# ETL Processes
- imports sql queries and required modules

In [None]:
import os
import glob
import psycopg2
import pandas as pd
from sql_queries import *

## Connection to the POSTGRE server

In [None]:
conn = psycopg2.connect("host=127.0.0.1 dbname=sparkifydb user=student password=student")
cur = conn.cursor()

## `Function` to return JSON files for given path

In [None]:
def get_files(filepath):
    all_files = []
    for root, dirs, files in os.walk(filepath):
        files = glob.glob(os.path.join(root,'*.json'))
        for f in files :
            all_files.append(os.path.abspath(f))
    return all_files

## First song file for the list of song_data JSON files

In [None]:
song_files = get_files('data/song_data/')[0]

In [None]:
print(song_files)

## Read the JSON song_data file using pandas Dataframe

In [None]:
df = pd.read_json(song_files,lines=True)

[[1, 2], [4, 5], [7, 8]]

## Extracting song ID, title, artist ID, year, and duration for dataframe

In [None]:
song_data = list(df.loc[:,['song_id','title','artist_id', 'year','duration']].values[0])

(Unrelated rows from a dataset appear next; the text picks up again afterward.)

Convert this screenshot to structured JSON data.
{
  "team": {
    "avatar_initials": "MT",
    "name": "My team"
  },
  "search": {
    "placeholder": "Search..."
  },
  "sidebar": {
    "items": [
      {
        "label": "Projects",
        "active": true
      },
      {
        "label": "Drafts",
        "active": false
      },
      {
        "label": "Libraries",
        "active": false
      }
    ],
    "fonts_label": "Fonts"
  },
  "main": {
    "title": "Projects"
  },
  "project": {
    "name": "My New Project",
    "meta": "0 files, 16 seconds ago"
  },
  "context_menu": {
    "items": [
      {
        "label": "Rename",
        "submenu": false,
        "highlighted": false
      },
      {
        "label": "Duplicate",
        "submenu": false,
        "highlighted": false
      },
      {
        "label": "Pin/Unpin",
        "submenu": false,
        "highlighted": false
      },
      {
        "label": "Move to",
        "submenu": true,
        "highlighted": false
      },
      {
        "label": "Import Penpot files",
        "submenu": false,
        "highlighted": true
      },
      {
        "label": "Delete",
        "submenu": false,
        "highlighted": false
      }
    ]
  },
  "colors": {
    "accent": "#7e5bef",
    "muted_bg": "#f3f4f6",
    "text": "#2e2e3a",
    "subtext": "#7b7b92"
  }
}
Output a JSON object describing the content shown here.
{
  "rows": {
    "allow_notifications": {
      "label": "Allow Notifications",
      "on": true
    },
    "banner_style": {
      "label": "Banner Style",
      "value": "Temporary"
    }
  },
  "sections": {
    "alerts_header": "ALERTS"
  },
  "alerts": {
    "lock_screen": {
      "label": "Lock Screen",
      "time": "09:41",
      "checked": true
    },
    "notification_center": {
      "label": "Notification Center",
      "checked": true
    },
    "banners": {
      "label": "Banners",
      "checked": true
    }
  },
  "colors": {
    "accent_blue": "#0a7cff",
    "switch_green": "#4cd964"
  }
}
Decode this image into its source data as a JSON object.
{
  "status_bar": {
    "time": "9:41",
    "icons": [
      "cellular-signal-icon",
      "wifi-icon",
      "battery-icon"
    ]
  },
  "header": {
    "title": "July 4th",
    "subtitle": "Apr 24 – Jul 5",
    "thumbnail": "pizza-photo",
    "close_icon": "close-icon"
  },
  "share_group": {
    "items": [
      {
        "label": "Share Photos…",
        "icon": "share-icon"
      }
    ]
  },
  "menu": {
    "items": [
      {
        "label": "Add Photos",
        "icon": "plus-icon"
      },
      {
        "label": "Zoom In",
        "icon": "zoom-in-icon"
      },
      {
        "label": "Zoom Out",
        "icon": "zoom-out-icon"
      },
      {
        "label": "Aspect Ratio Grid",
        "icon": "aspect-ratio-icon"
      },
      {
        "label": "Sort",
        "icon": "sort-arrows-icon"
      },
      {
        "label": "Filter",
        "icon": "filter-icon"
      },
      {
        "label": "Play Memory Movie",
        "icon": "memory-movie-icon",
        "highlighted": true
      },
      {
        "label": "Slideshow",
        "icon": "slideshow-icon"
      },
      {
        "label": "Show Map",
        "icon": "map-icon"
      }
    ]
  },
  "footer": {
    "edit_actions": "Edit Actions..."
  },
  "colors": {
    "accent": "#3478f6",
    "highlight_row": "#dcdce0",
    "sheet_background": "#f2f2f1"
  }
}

#### Insert song data into SONG_TABLE

In [None]:
cur.execute(song_table_insert, song_data)
conn.commit()

Run `test.ipynb` to see if you've successfully added a record to this table.

## Inserting data into `artist` table

In [None]:
artist_data = list(df.loc[:,['artist_id','artist_name','artist_location','artist_latitude','artist_longitude']].values[0]) 

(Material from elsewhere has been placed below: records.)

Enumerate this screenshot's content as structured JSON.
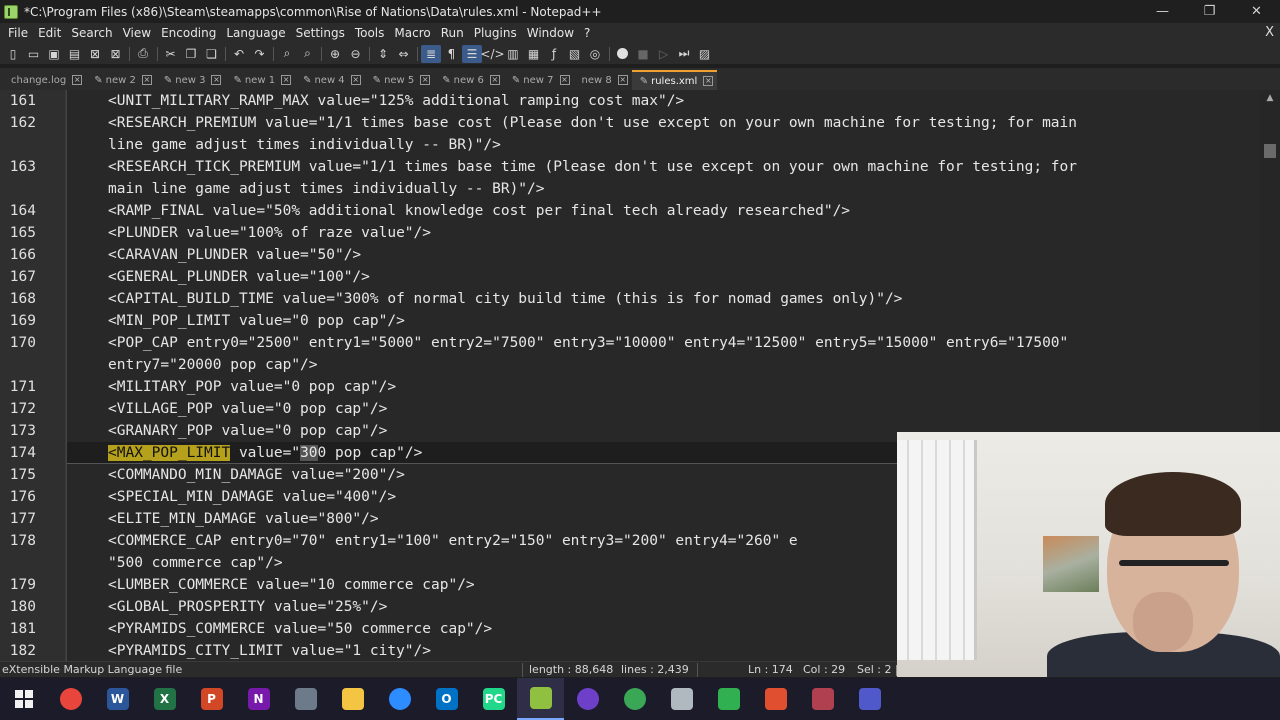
{
  "window": {
    "title": "*C:\\Program Files (x86)\\Steam\\steamapps\\common\\Rise of Nations\\Data\\rules.xml - Notepad++",
    "minimize": "—",
    "maximize": "❐",
    "close": "✕"
  },
  "menu": {
    "items": [
      "File",
      "Edit",
      "Search",
      "View",
      "Encoding",
      "Language",
      "Settings",
      "Tools",
      "Macro",
      "Run",
      "Plugins",
      "Window",
      "?"
    ],
    "close_doc": "X"
  },
  "toolbar": {
    "buttons": [
      {
        "name": "new-file",
        "glyph": "▯"
      },
      {
        "name": "open-file",
        "glyph": "▭"
      },
      {
        "name": "save",
        "glyph": "▣"
      },
      {
        "name": "save-all",
        "glyph": "▤"
      },
      {
        "name": "close",
        "glyph": "⊠"
      },
      {
        "name": "close-all",
        "glyph": "⊠"
      },
      {
        "name": "print",
        "glyph": "⎙"
      },
      {
        "name": "cut",
        "glyph": "✂"
      },
      {
        "name": "copy",
        "glyph": "❐"
      },
      {
        "name": "paste",
        "glyph": "❏"
      },
      {
        "name": "undo",
        "glyph": "↶"
      },
      {
        "name": "redo",
        "glyph": "↷"
      },
      {
        "name": "find",
        "glyph": "⌕"
      },
      {
        "name": "replace",
        "glyph": "⌕"
      },
      {
        "name": "zoom-in",
        "glyph": "⊕"
      },
      {
        "name": "zoom-out",
        "glyph": "⊖"
      },
      {
        "name": "sync-v",
        "glyph": "⇕"
      },
      {
        "name": "sync-h",
        "glyph": "⇔"
      },
      {
        "name": "word-wrap",
        "glyph": "≣"
      },
      {
        "name": "show-all",
        "glyph": "¶"
      },
      {
        "name": "indent-guide",
        "glyph": "☰"
      },
      {
        "name": "xml",
        "glyph": "</>"
      },
      {
        "name": "doc-map",
        "glyph": "▥"
      },
      {
        "name": "doc-list",
        "glyph": "▦"
      },
      {
        "name": "function-list",
        "glyph": "ƒ"
      },
      {
        "name": "folder-workspace",
        "glyph": "▧"
      },
      {
        "name": "monitor",
        "glyph": "◎"
      },
      {
        "name": "record-macro",
        "glyph": "●"
      },
      {
        "name": "stop-record",
        "glyph": "■"
      },
      {
        "name": "play-macro",
        "glyph": "▷"
      },
      {
        "name": "run-macro-multi",
        "glyph": "⏭"
      },
      {
        "name": "save-macro",
        "glyph": "▨"
      }
    ]
  },
  "tabs": [
    {
      "label": "change.log",
      "modified": false,
      "active": false
    },
    {
      "label": "new 2",
      "modified": true,
      "active": false
    },
    {
      "label": "new 3",
      "modified": true,
      "active": false
    },
    {
      "label": "new 1",
      "modified": true,
      "active": false
    },
    {
      "label": "new 4",
      "modified": true,
      "active": false
    },
    {
      "label": "new 5",
      "modified": true,
      "active": false
    },
    {
      "label": "new 6",
      "modified": true,
      "active": false
    },
    {
      "label": "new 7",
      "modified": true,
      "active": false
    },
    {
      "label": "new 8",
      "modified": false,
      "active": false
    },
    {
      "label": "rules.xml",
      "modified": true,
      "active": true
    }
  ],
  "editor": {
    "lines": [
      {
        "num": "161",
        "text": "<UNIT_MILITARY_RAMP_MAX value=\"125% additional ramping cost max\"/>"
      },
      {
        "num": "162",
        "text": "<RESEARCH_PREMIUM value=\"1/1 times base cost (Please don't use except on your own machine for testing; for main"
      },
      {
        "num": "",
        "text": "line game adjust times individually -- BR)\"/>"
      },
      {
        "num": "163",
        "text": "<RESEARCH_TICK_PREMIUM value=\"1/1 times base time (Please don't use except on your own machine for testing; for"
      },
      {
        "num": "",
        "text": "main line game adjust times individually -- BR)\"/>"
      },
      {
        "num": "164",
        "text": "<RAMP_FINAL value=\"50% additional knowledge cost per final tech already researched\"/>"
      },
      {
        "num": "165",
        "text": "<PLUNDER value=\"100% of raze value\"/>"
      },
      {
        "num": "166",
        "text": "<CARAVAN_PLUNDER value=\"50\"/>"
      },
      {
        "num": "167",
        "text": "<GENERAL_PLUNDER value=\"100\"/>"
      },
      {
        "num": "168",
        "text": "<CAPITAL_BUILD_TIME value=\"300% of normal city build time (this is for nomad games only)\"/>"
      },
      {
        "num": "169",
        "text": "<MIN_POP_LIMIT value=\"0 pop cap\"/>"
      },
      {
        "num": "170",
        "text": "<POP_CAP entry0=\"2500\" entry1=\"5000\" entry2=\"7500\" entry3=\"10000\" entry4=\"12500\" entry5=\"15000\" entry6=\"17500\""
      },
      {
        "num": "",
        "text": "entry7=\"20000 pop cap\"/>"
      },
      {
        "num": "171",
        "text": "<MILITARY_POP value=\"0 pop cap\"/>"
      },
      {
        "num": "172",
        "text": "<VILLAGE_POP value=\"0 pop cap\"/>"
      },
      {
        "num": "173",
        "text": "<GRANARY_POP value=\"0 pop cap\"/>"
      },
      {
        "num": "174",
        "text": "",
        "current": true
      },
      {
        "num": "175",
        "text": "<COMMANDO_MIN_DAMAGE value=\"200\"/>"
      },
      {
        "num": "176",
        "text": "<SPECIAL_MIN_DAMAGE value=\"400\"/>"
      },
      {
        "num": "177",
        "text": "<ELITE_MIN_DAMAGE value=\"800\"/>"
      },
      {
        "num": "178",
        "text": "<COMMERCE_CAP entry0=\"70\" entry1=\"100\" entry2=\"150\" entry3=\"200\" entry4=\"260\" e"
      },
      {
        "num": "",
        "text": "\"500 commerce cap\"/>"
      },
      {
        "num": "179",
        "text": "<LUMBER_COMMERCE value=\"10 commerce cap\"/>"
      },
      {
        "num": "180",
        "text": "<GLOBAL_PROSPERITY value=\"25%\"/>"
      },
      {
        "num": "181",
        "text": "<PYRAMIDS_COMMERCE value=\"50 commerce cap\"/>"
      },
      {
        "num": "182",
        "text": "<PYRAMIDS_CITY_LIMIT value=\"1 city\"/>"
      }
    ],
    "current_line": {
      "tag": "<MAX_POP_LIMIT",
      "attr_pre": " value=\"",
      "selected": "30",
      "cursor_char": "0",
      "rest": " pop cap\"/>"
    }
  },
  "status": {
    "language": "eXtensible Markup Language file",
    "length": "length : 88,648",
    "lines": "lines : 2,439",
    "ln": "Ln : 174",
    "col": "Col : 29",
    "sel": "Sel : 2 |"
  },
  "taskbar": {
    "apps": [
      {
        "name": "start",
        "label": ""
      },
      {
        "name": "chrome",
        "label": "",
        "color": "#e8453c"
      },
      {
        "name": "word",
        "label": "W",
        "color": "#2b579a"
      },
      {
        "name": "excel",
        "label": "X",
        "color": "#217346"
      },
      {
        "name": "powerpoint",
        "label": "P",
        "color": "#d24726"
      },
      {
        "name": "onenote",
        "label": "N",
        "color": "#7719aa"
      },
      {
        "name": "calculator",
        "label": "",
        "color": "#6c7a89"
      },
      {
        "name": "file-explorer",
        "label": "",
        "color": "#f4c542"
      },
      {
        "name": "zoom",
        "label": "",
        "color": "#2d8cff"
      },
      {
        "name": "outlook",
        "label": "O",
        "color": "#0072c6"
      },
      {
        "name": "pycharm",
        "label": "PC",
        "color": "#21d789"
      },
      {
        "name": "notepadpp",
        "label": "",
        "color": "#90c040"
      },
      {
        "name": "github",
        "label": "",
        "color": "#6e40c9"
      },
      {
        "name": "browser-green",
        "label": "",
        "color": "#3aa757"
      },
      {
        "name": "app-grey",
        "label": "",
        "color": "#b0b8c0"
      },
      {
        "name": "camtasia",
        "label": "",
        "color": "#30b050"
      },
      {
        "name": "app-red",
        "label": "",
        "color": "#e05030"
      },
      {
        "name": "app-portrait",
        "label": "",
        "color": "#b04050"
      },
      {
        "name": "teams",
        "label": "",
        "color": "#5059c9"
      }
    ]
  }
}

cur.execute(artist_table_insert, artist_data)
conn.commit()

## Processing data `log_data` folder 

In [None]:
log_files = get_files('data/log_data')

In [None]:
filepath = log_files[0]

## Load log data from file into DataFrame

In [None]:
df = pd.read_json(filepath,lines=True)  

## Filter where page == 'NextSong'

In [None]:
df = df[df.page == 'NextSong'] 

## Populate `time` table

In [None]:
t = pd.to_datetime(df.ts,unit='ms') 
time_data =  list((t,t.dt.hour,t.dt.day,t.dt.weekofyear,t.dt.month,t.dt.year,t.dt.weekday))
column_labels = (['time','hour','day','weekofyear','month','year','weekday'])

In [None]:
time_df = pd.DataFrame({

                        'time':pd.to_datetime(df.ts,unit='ms')
                         ,'hour':pd.to_datetime(df.ts,unit='ms').dt.hour
                        ,'day':pd.to_datetime(df.ts,unit='ms').dt.day
                        ,'weekofyear':pd.to_datetime(df.ts,unit='ms').dt.weekofyear
                       ,'month':pd.to_datetime(df.ts,unit='ms').dt.month
                       ,'year':pd.to_datetime(df.ts,unit='ms').dt.year
                        ,'weekday':pd.to_datetime(df.ts,unit='ms').dt.weekday
                      }) 

## Insert Records into `Time` Table 

In [None]:
for i, row in time_df.iterrows():
    cur.execute(time_table_insert, list(row))
    conn.commit()

## Populate `Users` table

In [None]:
user_df = df.loc[:,['userId', 'firstName','lastName','gender','level' ]]

## Inserting Records into `Users` Table


In [None]:
for i, row in user_df.iterrows():
    cur.execute(user_table_insert, row)
    conn.commit()

## Populating `songplays` Table

In [None]:
song_select = (""" SELECT songs.song_id, artists.artist_id  FROM songs join artists on songs.artist_id = artists.artist_id where songs.title = (%s) and artists.name = (%s) and songs.duration = (%s)""")
for index, row in df.iterrows():
    
    cur.execute(song_select, (row.song, row.artist, row.length))
    results = cur.fetchone()
    
    if results:
        songid, artistid = results
    else:
        songid, artistid = None, None


    songplay_data = (pd.to_datetime(row.ts,unit='ms'),row.userId,row.level,songid, artistid , row.sessionId,row.location,row.userAgent)
    cur.execute(songplay_table_insert, songplay_data)    
    conn.commit()

## Close Connection to `Sparkify` Database

In [28]:
conn.close()